FINANCIAL MATTERS: Unfortunate choices
What if someday,
the choice over who should occupy the highest elected office in this
country should come down to a decision between two disparate types?
The first sort, a
relatively honest candidate with sufficient resolve, a stiff upper lip,
and a perception of government’s role in the development process
constructed around the belief that personhood is only possible through
the people or community. The second, a person, flawed in many respects,
but who understands the limitations of insisting on the public
provision of every conceivable service in today’s much changed
environment; one, in other words, who sees the individual in society.
Admittedly, the
choices before the national plebiscite are rarely this facile. But
until a couple of weeks ago, I was minded to plump for integrity as the
non-negotiable minimum for national leadership, if we are ever to
escape the cul-de-sac in which we find ourselves. I would thus have
voted for integrity in political office, over competence with
demonstrable flaws. Five decades after independence, it is clear that
corruption is a much more complex phenomenon than we are wont to
concede. There are the obvious economic costs to it.
The private
benefits from sordid dealings and authorised thieving are more than
compensated for by the huge costs imposed on society as a whole in
terms of opportunities foregone (including from the facility with which
beneficiaries of the corrupt system repatriate their loot and the
reluctance of foreign investors to put their money here). Corrupt
practices also lower the quality of life, since society bears generally
higher costs across every department on its account.
But now, I realise
that corruption’s moral burden is the more insidious one. This is not
solely a matter of being forced to take positions behind concepts of
right and wrong. It is more about the way these positions then force a
template of values on us. Because the inequities generated by a corrupt
environment force fundamental convictions, through these convictions,
corruption erodes the middle ground that is so essential to agreement
on the consensuses needed to move an economy like this out of the rut
that it is in.
You are either in
support of individuals feathering their nests, on the argument that
such actions are inevitable until a responsible state emerges which
then goes ahead to render such “private insurance” unnecessary. Or you
are firmly against irregular access to the public till, convinced that
the process of generating this “private insurance” is the short leash
that reins in the emergence of a responsible government.
There is no in
between. Or so I was persuaded until recently. Even in the choice of a
president for the country, the attitude to sleaze and access to public
funds I’d felt is the most important. But supposing this indignation
with the sad and bad effects of corruption in all spheres of our
national life joins (as it seems to have) with a crypto-left wing
aversion to all forms of wealth, and instead of a programme of economic
development and social progress based on the release of individual
entrepreneurial skills, decides instead to democratise poverty?
Put differently,
rather, instead, than conceive of government as an arbiter of the
extremes of wealth and want that a free enterprise system generates,
supposing our quest for a less corrupt leadership leads us to vote for
a mindset that imagines government as necessary for collectivising
agriculture, nationalising factories, and expropriating the emergent
(and “thieving”) entrepreneurial middle class.
We’d be doomed!
There is strong evidence that a culture of private provision is
superior to that of public provision. And this evidence is not from
1989 when the Berlin Wall collapsed. Nor from a bit earlier, when
Margaret Thatcher showed how powerful the individual becomes once shorn
of the constraints of the state. Instead, it comes from observing the
mercantile leaning of our people.
Better therefore,
to support a known thief who would, after having gorged his or herself
at the trough, have the good sense to leave private enterprise alone.

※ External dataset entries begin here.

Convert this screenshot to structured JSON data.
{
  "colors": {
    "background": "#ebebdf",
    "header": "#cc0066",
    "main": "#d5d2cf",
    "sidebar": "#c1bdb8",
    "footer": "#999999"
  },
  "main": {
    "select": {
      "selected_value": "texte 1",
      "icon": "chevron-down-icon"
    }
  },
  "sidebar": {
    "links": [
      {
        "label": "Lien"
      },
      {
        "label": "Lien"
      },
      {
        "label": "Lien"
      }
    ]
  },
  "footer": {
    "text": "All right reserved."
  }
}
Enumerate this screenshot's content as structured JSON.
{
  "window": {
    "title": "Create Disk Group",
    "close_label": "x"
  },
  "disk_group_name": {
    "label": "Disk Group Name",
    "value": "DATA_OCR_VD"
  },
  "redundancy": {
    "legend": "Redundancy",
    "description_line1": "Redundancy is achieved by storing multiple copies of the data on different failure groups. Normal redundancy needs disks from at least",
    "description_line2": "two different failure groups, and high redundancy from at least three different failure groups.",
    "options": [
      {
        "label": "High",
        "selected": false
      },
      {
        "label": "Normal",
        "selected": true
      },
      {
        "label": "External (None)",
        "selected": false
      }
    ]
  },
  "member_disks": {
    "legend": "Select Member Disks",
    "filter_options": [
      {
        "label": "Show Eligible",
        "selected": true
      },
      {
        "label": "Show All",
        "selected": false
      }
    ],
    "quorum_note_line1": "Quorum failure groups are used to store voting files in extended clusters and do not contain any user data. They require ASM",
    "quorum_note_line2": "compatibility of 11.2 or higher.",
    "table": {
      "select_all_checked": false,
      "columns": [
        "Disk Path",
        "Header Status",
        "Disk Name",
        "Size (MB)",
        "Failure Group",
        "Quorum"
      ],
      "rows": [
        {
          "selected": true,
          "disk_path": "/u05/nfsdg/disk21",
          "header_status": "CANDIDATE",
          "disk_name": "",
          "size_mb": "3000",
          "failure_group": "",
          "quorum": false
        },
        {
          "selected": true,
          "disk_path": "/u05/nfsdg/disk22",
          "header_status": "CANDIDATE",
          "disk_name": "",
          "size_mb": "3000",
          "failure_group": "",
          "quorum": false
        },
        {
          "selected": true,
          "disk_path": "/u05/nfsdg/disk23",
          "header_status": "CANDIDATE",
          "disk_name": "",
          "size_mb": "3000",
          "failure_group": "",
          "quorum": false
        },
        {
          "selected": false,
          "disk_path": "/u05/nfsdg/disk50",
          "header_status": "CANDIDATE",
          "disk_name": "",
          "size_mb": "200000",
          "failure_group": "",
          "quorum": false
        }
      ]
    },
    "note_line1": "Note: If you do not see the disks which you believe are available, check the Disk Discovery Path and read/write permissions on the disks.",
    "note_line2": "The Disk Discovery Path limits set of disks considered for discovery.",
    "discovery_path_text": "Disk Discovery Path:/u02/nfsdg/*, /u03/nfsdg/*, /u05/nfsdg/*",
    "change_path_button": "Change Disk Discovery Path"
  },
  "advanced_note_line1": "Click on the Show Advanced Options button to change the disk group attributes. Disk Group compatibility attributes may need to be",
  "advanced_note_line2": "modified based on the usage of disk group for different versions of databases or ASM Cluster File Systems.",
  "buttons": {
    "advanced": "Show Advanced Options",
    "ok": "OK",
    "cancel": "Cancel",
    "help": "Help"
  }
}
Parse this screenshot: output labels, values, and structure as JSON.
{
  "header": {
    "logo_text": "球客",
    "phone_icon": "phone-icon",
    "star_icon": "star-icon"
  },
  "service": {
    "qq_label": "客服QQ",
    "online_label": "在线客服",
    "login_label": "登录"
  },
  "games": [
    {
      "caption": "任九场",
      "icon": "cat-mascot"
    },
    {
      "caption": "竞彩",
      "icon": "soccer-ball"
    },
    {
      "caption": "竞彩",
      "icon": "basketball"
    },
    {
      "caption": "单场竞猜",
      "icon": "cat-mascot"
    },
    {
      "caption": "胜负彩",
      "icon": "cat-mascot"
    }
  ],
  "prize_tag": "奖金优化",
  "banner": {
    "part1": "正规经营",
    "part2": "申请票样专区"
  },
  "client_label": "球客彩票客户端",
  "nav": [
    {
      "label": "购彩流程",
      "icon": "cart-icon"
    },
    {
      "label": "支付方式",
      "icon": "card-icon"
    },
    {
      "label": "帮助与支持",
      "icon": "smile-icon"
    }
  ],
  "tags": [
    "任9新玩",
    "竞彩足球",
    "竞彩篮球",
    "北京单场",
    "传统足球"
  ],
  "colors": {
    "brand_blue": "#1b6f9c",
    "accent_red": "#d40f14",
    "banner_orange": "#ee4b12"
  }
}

Nay, have the good sense to create conditions that help entrepreneurs
thrive. Undoubtedly, there’s so much that is wrong with having to
choose between South Korea under Syngman Rhee, and Tanzania under the
Nwalimu Nyerere, when other less unsightly examples (especially
Singapore) recommend themselves so strongly.
However, if ever this particular push should come to shove, we should look to the policy outcomes as we choose.